# Hydrometeorological time series

Notebook to create a .csv file with the hydrometeorological time series data for all CAMELS-DE catchments.  


In [1]:
import os
import pandas as pd
import geopandas as gpd

## Create folder structure

Inspired by CAMELS-UK

In [2]:
# create folder camels_de
os.makedirs("../output_data/camels_de", exist_ok=True)

# create subfolder timeseries
os.makedirs("../output_data/camels_de/timeseries", exist_ok=True)

## Trim the discharge data to 1951-2021

In [3]:
# read in all discharge data files
data_dir = "../../../discharge_harz"
# read all files to separate dfs and rename column according to the file name
# setup empty dict to store all dfs
dfs = {}
for file in os.listdir(data_dir):
    if file.endswith(".csv"):
        # read file with first column as index in format YYYY-MM-DD
        df = pd.read_csv(os.path.join(data_dir, file), index_col=0, parse_dates=True)
        df.columns = [file.split("_")[0]]
        # append df to dict
        dfs[file.split("_")[0]] = df

In [4]:
# check for duplicate / missing dates in individual dfs
for key, df in dfs.items():
    print(key)
    print(df.index.duplicated().sum())
    print(df.index.min(), df.index.max())
    print(df.index.freq)
    print(df.shape)

5
0
1979-11-01 00:00:00 2023-12-31 00:00:00
None
(16132, 1)
2
0
1948-11-01 00:00:00 2023-12-31 00:00:00
None
(27454, 1)
4
0
1931-11-01 00:00:00 2023-12-31 00:00:00
None
(33664, 1)
1
0
1963-11-01 00:00:00 2023-12-31 00:00:00
None
(21976, 1)
3
0
1938-07-01 00:00:00 2023-12-31 00:00:00
None
(26270, 1)


In [5]:
# combine all dfs to one df by joining on the index
df = pd.concat(dfs.values(), axis=1)
# trim the data to 1951-2021
df = df.loc["1951":"2021"]

### Check Q > 10 years after trimming to 1951-2020

In [6]:
# set threshold for minimum number of days / data points
threshold = 365*10

q_more_than_10_years = []

# get list of camels_ids
CAMELS_IDS = [1, 2, 3, 4, 5]

for camels_id in CAMELS_IDS:

    # get data from df according to camels_id
    data = df[[f"{camels_id}"]]

    # trim to start and end date
    start_date, end_date = "1951-01-01", "2020-12-31"
    data = data[(data.index >= start_date) & (data.index <= end_date)]

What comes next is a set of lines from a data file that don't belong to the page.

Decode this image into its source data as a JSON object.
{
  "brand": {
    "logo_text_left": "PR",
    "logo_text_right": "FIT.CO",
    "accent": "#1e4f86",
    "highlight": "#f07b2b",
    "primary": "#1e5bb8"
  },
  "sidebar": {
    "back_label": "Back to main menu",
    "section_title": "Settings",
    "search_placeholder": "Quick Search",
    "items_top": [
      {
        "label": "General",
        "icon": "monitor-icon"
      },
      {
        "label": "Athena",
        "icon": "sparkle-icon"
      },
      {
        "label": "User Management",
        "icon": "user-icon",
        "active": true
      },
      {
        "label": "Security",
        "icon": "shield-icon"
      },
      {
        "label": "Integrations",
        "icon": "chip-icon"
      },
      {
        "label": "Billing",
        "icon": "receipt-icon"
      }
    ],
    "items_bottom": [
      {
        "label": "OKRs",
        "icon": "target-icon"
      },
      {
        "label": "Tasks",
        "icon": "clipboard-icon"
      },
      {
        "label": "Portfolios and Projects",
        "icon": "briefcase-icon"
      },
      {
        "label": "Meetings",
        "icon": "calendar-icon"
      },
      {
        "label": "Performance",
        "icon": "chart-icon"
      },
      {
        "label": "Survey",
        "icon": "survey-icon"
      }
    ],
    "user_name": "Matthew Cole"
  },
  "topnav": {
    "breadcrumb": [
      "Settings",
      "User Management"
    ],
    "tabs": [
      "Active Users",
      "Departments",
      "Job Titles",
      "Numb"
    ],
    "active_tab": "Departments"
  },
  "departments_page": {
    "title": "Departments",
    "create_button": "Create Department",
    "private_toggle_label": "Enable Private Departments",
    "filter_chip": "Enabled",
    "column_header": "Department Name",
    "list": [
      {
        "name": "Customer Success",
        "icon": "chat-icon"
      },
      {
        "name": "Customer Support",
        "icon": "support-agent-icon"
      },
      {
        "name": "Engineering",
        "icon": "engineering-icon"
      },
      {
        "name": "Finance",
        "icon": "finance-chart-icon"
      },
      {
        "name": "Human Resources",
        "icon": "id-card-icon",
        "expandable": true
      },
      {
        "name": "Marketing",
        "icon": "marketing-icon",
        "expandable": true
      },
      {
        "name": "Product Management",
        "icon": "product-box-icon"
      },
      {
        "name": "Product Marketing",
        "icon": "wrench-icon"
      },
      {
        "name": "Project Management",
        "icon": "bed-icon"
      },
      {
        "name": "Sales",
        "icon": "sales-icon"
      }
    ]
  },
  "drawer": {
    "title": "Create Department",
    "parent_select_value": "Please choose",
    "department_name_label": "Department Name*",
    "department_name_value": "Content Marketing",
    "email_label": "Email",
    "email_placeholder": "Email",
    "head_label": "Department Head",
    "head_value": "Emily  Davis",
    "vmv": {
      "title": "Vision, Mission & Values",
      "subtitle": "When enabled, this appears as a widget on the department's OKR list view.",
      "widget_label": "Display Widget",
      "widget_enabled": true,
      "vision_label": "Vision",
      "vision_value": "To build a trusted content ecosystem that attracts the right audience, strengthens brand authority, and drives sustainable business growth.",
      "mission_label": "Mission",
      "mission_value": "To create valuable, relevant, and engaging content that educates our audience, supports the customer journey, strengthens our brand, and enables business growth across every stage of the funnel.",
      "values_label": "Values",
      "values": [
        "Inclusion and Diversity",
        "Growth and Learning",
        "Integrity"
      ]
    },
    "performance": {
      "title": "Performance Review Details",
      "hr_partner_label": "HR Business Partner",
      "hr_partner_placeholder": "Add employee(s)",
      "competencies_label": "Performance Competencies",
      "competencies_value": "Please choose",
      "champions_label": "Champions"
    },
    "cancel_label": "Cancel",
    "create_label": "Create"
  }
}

    # count q values that are not nan
    if f"{camels_id}" in data.columns:
        q_count = df[f"{camels_id}"].count()

        if q_count > threshold:
            q_more_than_10_years.append(camels_id)
            
print(f"Number of stations after threshold check: {len(q_more_than_10_years)}")

Number of stations after threshold check: 5


## Merge HYRAS with q data and save as .csv

For some stations, there are duplicated dates in the q data. We will remove these duplicates by taking the mean of the duplicates if the difference of the max and min q values to the mean q v/w value is smaller than 0.05.

In [8]:
# list of HYRAS variables
hyras_variables = ["Precipitation", "Humidity", "RadiationGlobal", "TemperatureMean", "TemperatureMin", "TemperatureMax"]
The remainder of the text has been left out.